A diversificação é igualmente importante. Ao apoiar transações em diversos setores e regiões, os bancos podem absorver melhor as flutuações cíclicas e os choques geopolíticos. Para as empresas, trabalhar com instituições que combinam amplitude geográfica com conhecimento setorial pode reduzir o risco de execução e melhorar a eficiência em transações complexas de financiamento à exportação.
Num contexto em que os corredores comerciais estão a evoluir e novas parcerias económicas estão a surgir, a liderança sustentada no financiamento à exportação requer adaptabilidade. Os bancos devem compreender não só os mercados de exportação tradicionais, mas também a dinâmica das rotas comerciais emergentes e das indústrias estratégicas que moldam o futuro do financiamento do comércio global.
Estabilidade por meio de compromissos de longo prazo no financiamento de exportações
As transações de financiamento de exportações são frequentemente de longo prazo e exigem grande capital. Elas demandam estruturação rigorosa, coordenação com agências de crédito à exportação e alinhamento com os marcos regulatórios. À medida que a incerteza persiste nos mercados globais, a capacidade de oferecer continuidade e compromisso de longo prazo torna-se uma vantagem competitiva no financiamento internacional de exportações.
Manter a posição de liderança global por quatro anos consecutivos sinaliza capacidade sustentada, e não apenas um desempenho pontual. Isso reflete consistência na originação, execução e suporte ao balanço patrimonial, bem como estreita colaboração com as partes interessadas públicas e privadas em todo o ecossistema global de financiamento de exportações.
Em uma era definida por uma elevada percepção de risco, o financiamento de exportações pode servir como um mecanismo estabilizador dentro do ecossistema mais amplo dos mercados de capitais. Ao viabilizar fluxos comerciais e investimentos transfronteiriços, ele contribui para a resiliência econômica e apoia o emprego, a competitividade industrial e o desenvolvimento de infraestrutura.
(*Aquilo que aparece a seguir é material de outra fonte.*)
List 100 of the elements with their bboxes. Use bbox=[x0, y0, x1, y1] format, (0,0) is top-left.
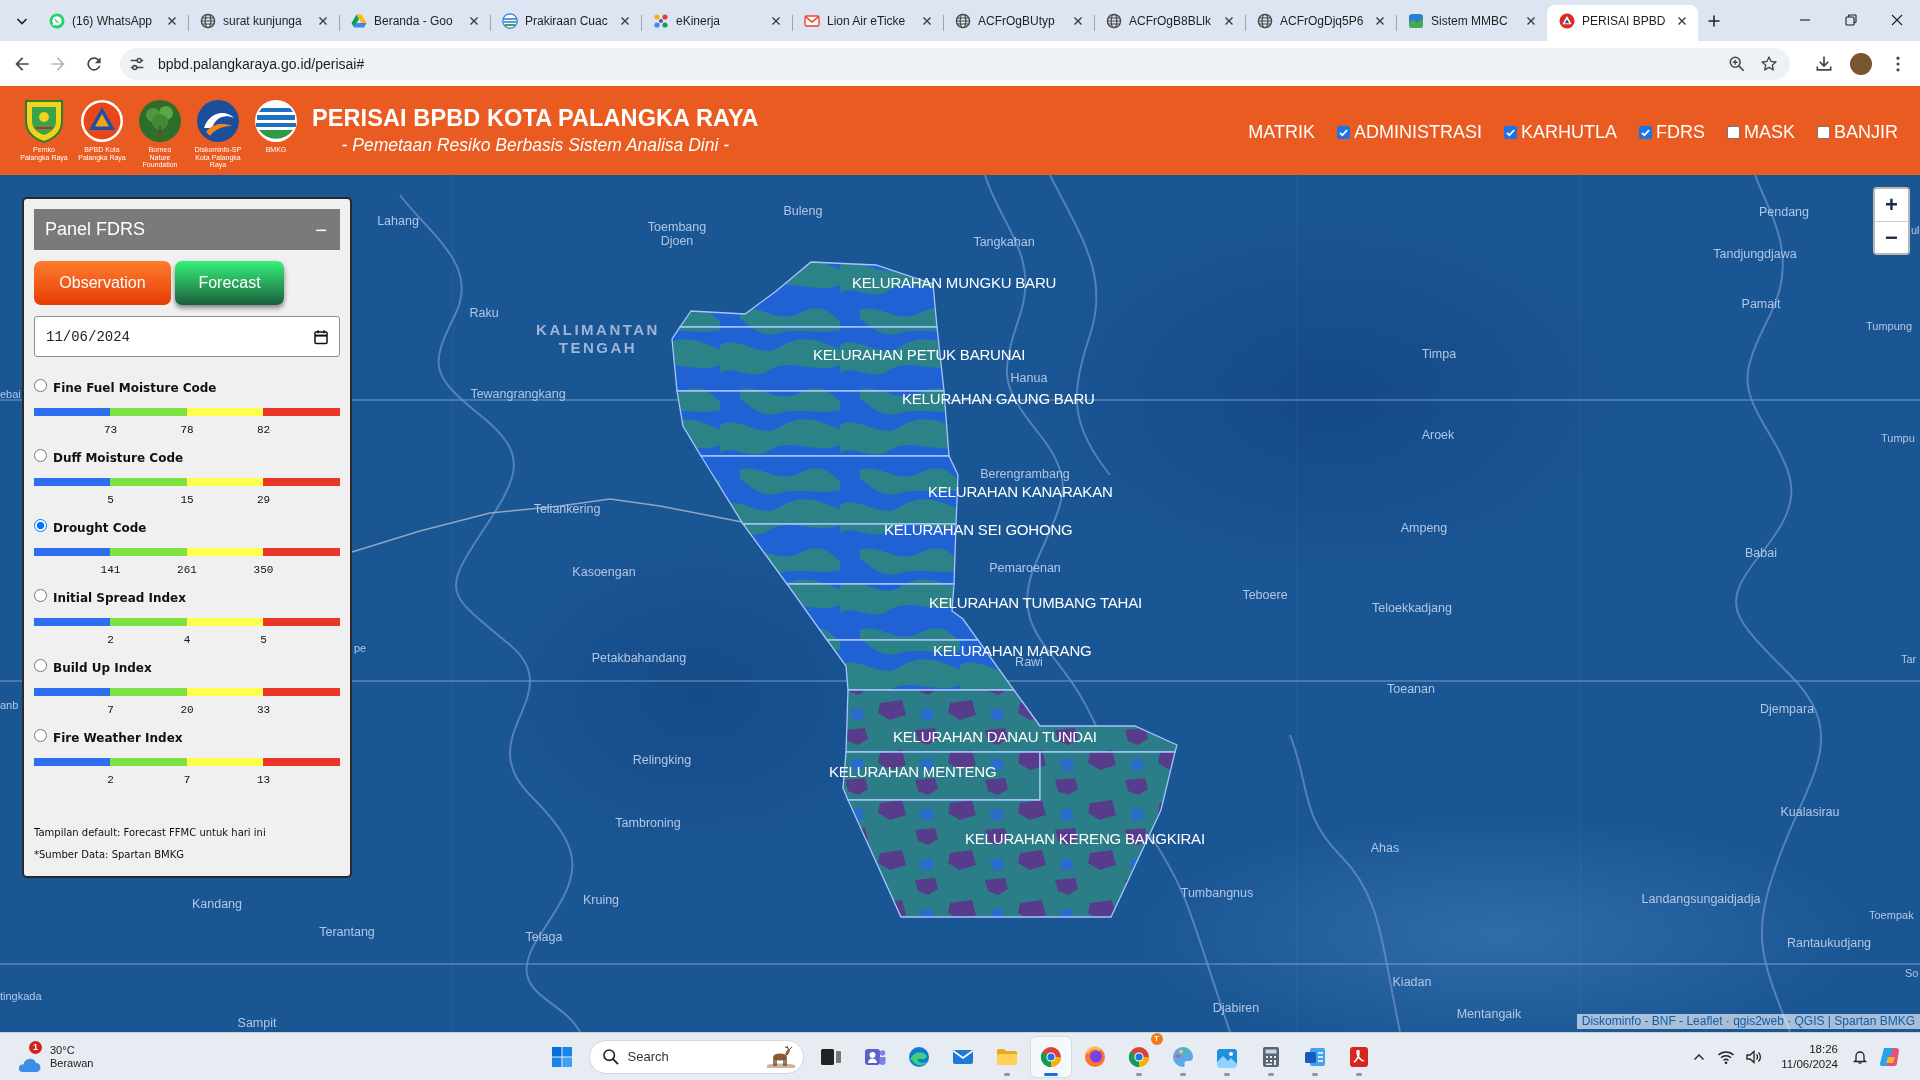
index-label[interactable]: Duff Moisture Code bbox=[53, 451, 184, 465]
globe-icon bbox=[1257, 13, 1273, 29]
browser-tab[interactable]: (16) WhatsApp bbox=[37, 5, 188, 41]
browser-tab[interactable]: eKinerja bbox=[641, 5, 792, 41]
notification-badge: 1 bbox=[29, 1040, 42, 1054]
place-label: Berengrambang bbox=[980, 467, 1070, 481]
radio-button[interactable] bbox=[34, 519, 47, 532]
profile-badge: T bbox=[1150, 1032, 1163, 1045]
address-bar[interactable]: bpbd.palangkaraya.go.id/perisai# bbox=[120, 47, 1790, 80]
striped-circle-icon bbox=[502, 13, 518, 29]
place-label: Tar bbox=[1901, 652, 1917, 666]
place-label: Landangsungaidjadja bbox=[1641, 892, 1761, 906]
browser-tab[interactable]: Prakiraan Cuac bbox=[490, 5, 641, 41]
clock-date[interactable]: 11/06/2024 bbox=[1781, 1056, 1838, 1072]
star-icon[interactable] bbox=[1760, 54, 1778, 73]
panel-note: Tampilan default: Forecast FFMC untuk hari ini bbox=[34, 826, 267, 840]
radio-button[interactable] bbox=[34, 379, 47, 392]
checkbox[interactable] bbox=[1817, 126, 1830, 139]
scale-value: 29 bbox=[256, 493, 271, 508]
browser-icon[interactable] bbox=[1082, 1044, 1107, 1069]
district-label: KELURAHAN PETUK BARUNAI bbox=[813, 345, 1026, 363]
place-label: Tangkahan bbox=[973, 235, 1035, 249]
collapse-button[interactable]: − bbox=[312, 218, 330, 241]
panel-note: *Sumber Data: Spartan BMKG bbox=[34, 848, 185, 862]
close-icon[interactable] bbox=[1889, 12, 1905, 28]
index-label[interactable]: Build Up Index bbox=[53, 661, 152, 675]
place-label: Djempara bbox=[1759, 702, 1815, 716]
clock-time[interactable]: 18:26 bbox=[1809, 1041, 1838, 1057]
place-label: Rantaukudjang bbox=[1786, 936, 1872, 950]
bell-icon[interactable] bbox=[1852, 1048, 1868, 1065]
triangle-emblem-icon bbox=[80, 98, 124, 144]
browser-tab[interactable]: ACFrOgBUtyp bbox=[943, 5, 1094, 41]
start-menu-icon[interactable] bbox=[549, 1044, 574, 1069]
scale-value: 82 bbox=[256, 423, 271, 438]
place-label: Kandang bbox=[191, 897, 243, 911]
radio-button[interactable] bbox=[34, 589, 47, 602]
search-bar[interactable]: Search bbox=[588, 1039, 804, 1074]
zoom-icon[interactable] bbox=[1728, 54, 1746, 73]
scale-value: 13 bbox=[256, 773, 271, 788]
map-attribution[interactable]: Diskominfo - BNF - Leaflet · qgis2web · QGIS | Spartan BMKG bbox=[1576, 1014, 1920, 1029]
browser-icon[interactable] bbox=[1038, 1044, 1063, 1069]
place-label: Ampeng bbox=[1400, 521, 1448, 535]
restore-icon[interactable] bbox=[1843, 12, 1859, 28]
browser-tab[interactable]: PERISAI BPBD bbox=[1547, 5, 1698, 41]
place-label: Telaga bbox=[525, 930, 563, 944]
place-label: Djabiren bbox=[1212, 1001, 1260, 1015]
search-icon[interactable] bbox=[601, 1047, 620, 1066]
zoom-out-button[interactable]: − bbox=[1875, 221, 1908, 253]
browser-tab[interactable]: ACFrOgB8BLlk bbox=[1094, 5, 1245, 41]
envelope-icon bbox=[804, 13, 820, 29]
striped-globe-icon bbox=[254, 98, 298, 144]
browser-icon[interactable] bbox=[1126, 1044, 1151, 1069]
globe-icon bbox=[955, 13, 971, 29]
district-label: KELURAHAN GAUNG BARU bbox=[902, 389, 1095, 407]
wifi-icon[interactable] bbox=[1717, 1048, 1736, 1065]
place-label: Teboere bbox=[1242, 588, 1288, 602]
date-field[interactable]: 11/06/2024 bbox=[34, 316, 340, 357]
active-app-highlight[interactable] bbox=[1030, 1036, 1071, 1077]
place-label: Toeanan bbox=[1387, 682, 1435, 696]
place-label: Tambroning bbox=[615, 816, 681, 830]
place-label: Tumbangnus bbox=[1180, 886, 1254, 900]
checkbox[interactable] bbox=[1336, 126, 1350, 139]
place-label: Toembang Djoen bbox=[647, 220, 707, 248]
browser-tab[interactable]: Lion Air eTicke bbox=[792, 5, 943, 41]
checkbox[interactable] bbox=[1638, 126, 1652, 139]
district-label: KELURAHAN MUNGKU BARU bbox=[852, 273, 1057, 291]
checkbox[interactable] bbox=[1726, 126, 1740, 139]
place-label: So bbox=[1905, 966, 1919, 980]
place-label: Kualasirau bbox=[1780, 805, 1840, 819]
radio-button[interactable] bbox=[34, 729, 47, 742]
scale-value: 78 bbox=[180, 423, 194, 438]
place-label: Tumpu bbox=[1881, 431, 1915, 445]
browser-tab[interactable]: Beranda - Goo bbox=[339, 5, 490, 41]
search-input[interactable]: Search bbox=[627, 1049, 755, 1064]
scale-value: 261 bbox=[177, 563, 197, 578]
index-label[interactable]: Drought Code bbox=[53, 521, 147, 535]
index-label[interactable]: Initial Spread Index bbox=[53, 591, 186, 605]
browser-icon[interactable] bbox=[906, 1044, 931, 1069]
browser-tab[interactable]: surat kunjunga bbox=[188, 5, 339, 41]
scale-value: 2 bbox=[107, 773, 114, 788]
panel-title: Panel FDRS bbox=[45, 219, 146, 240]
browser-tab[interactable]: ACFrOgDjq5P6 bbox=[1245, 5, 1396, 41]
chat-bubble-icon bbox=[49, 13, 65, 29]
browser-tab[interactable]: Sistem MMBC bbox=[1396, 5, 1547, 41]
place-label: Tandjungdjawa bbox=[1713, 247, 1797, 261]
calendar-icon[interactable] bbox=[313, 328, 329, 345]
emblem-icon bbox=[1559, 13, 1575, 29]
index-label[interactable]: Fine Fuel Moisture Code bbox=[53, 381, 217, 395]
scale-value: 33 bbox=[256, 703, 271, 718]
place-label: Petakbahandang bbox=[591, 651, 687, 665]
index-label[interactable]: Fire Weather Index bbox=[53, 731, 183, 745]
volume-icon[interactable] bbox=[1745, 1048, 1764, 1065]
checkbox[interactable] bbox=[1503, 126, 1517, 139]
place-label: Teliankering bbox=[533, 502, 601, 516]
radio-button[interactable] bbox=[34, 449, 47, 462]
place-label: Pemaroenan bbox=[989, 561, 1061, 575]
place-label: ul bbox=[1911, 223, 1920, 237]
avatar-icon[interactable] bbox=[1850, 52, 1872, 75]
radio-button[interactable] bbox=[34, 659, 47, 672]
place-label: Raku bbox=[469, 306, 499, 320]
O futuro do financiamento à exportação e do financiamento comercial
Os temas destacados no Relatório sobre Riscos Globais do Fórum Económico Mundial sugerem que a volatilidade continuará a ser uma característica marcante da economia global nos próximos anos. Os padrões comerciais continuarão a evoluir e os setores estratégicos exigirão uma aplicação sustentada de capital.
Neste contexto, é provável que o financiamento à exportação venha a ganhar importância estratégica. As instituições capazes de combinar alcance global, experiência em estruturação e compromisso de longo prazo no balanço desempenharão um papel central no apoio a exportadores e importadores, à medida que estes navegam num mundo cada vez mais fragmentado.
À medida que a incerteza global redefine as prioridades económicas, manter fortes capacidades de financiamento comercial não é simplesmente uma questão de quota de mercado. Trata-se de possibilitar o crescimento, reforçar a competitividade e apoiar os clientes ao longo dos ciclos de mudança – posicionando o Santander como o banco líder global em financiamento à exportação num ambiente de comércio internacional em rápida evolução.